In the Philippines, anything that requires legislation and presidential approval moves slowly. What we need is leadership that acts with speed and urgency.
Politics here often feels preoccupied with the wrong priorities: law enforcement attention on a shirtless man seen mixing cement, while the Palace appears more concerned with responding to narratives like cancer-related campaign talk against Bongbong.
The Palace does have concrete and strong rebuttals to misinformation against the President and pushes back on criticism against VP Sara, but meanwhile lacks a clear concise explanation of what the Marcos administration’s next steps are in cushioning an ongoing oil and energy crisis.
Instead of directly providing relief for rising energy and electricity costs, Marcos is seen in his fitness era — jumping jacks, Strava-like runs outside the Palace, and just yesterday lifting a sack of rice, emphasizing his strength and vitality.
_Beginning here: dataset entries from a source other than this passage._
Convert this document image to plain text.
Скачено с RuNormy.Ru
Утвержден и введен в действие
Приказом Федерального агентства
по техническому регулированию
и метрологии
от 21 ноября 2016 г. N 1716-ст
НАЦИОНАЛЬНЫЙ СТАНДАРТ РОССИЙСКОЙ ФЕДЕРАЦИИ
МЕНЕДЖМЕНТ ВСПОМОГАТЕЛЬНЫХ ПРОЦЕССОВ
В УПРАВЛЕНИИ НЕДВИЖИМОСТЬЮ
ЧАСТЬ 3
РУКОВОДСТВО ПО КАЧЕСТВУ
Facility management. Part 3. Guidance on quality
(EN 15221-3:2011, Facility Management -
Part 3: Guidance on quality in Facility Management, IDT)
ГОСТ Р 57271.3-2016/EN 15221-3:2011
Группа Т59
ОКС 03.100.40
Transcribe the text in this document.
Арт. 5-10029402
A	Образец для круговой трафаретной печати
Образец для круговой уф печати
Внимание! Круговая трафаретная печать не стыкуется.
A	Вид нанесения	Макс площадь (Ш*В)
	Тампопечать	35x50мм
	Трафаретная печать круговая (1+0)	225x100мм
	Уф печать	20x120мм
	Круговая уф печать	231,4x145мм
The Vice President — rather than appear at her impeachment hearing — spent time with family in Davao for her mother’s birthday. Instead of hearing a forward-looking position on safety nets during this crisis, what we hear from her is an Elle Woods — style defense narrative focused on her law school experience: that she did not seek special academic accommodations and had a balanced student life over pursuing academic excellence.
The DILG, meanwhile, flexes its eyeball report on Atong Ang — reportedly tracked to Cambodia and Vietnam — and claims he was almost caught in an undisclosed location. Is a failed operation now a flex?
The Senate suspended further hearings on the flood control corruption issue pending the submission and sponsorship of a partial committee report. Who cares? People implicated here are free, with “masterminds” even having the capacity to propose bills like a dental health program.
What we see is unorganized politics serving only what they think is urgent — and what they think is urgent is their own survival and political ambitions. The welfare of Filipinos? Not really.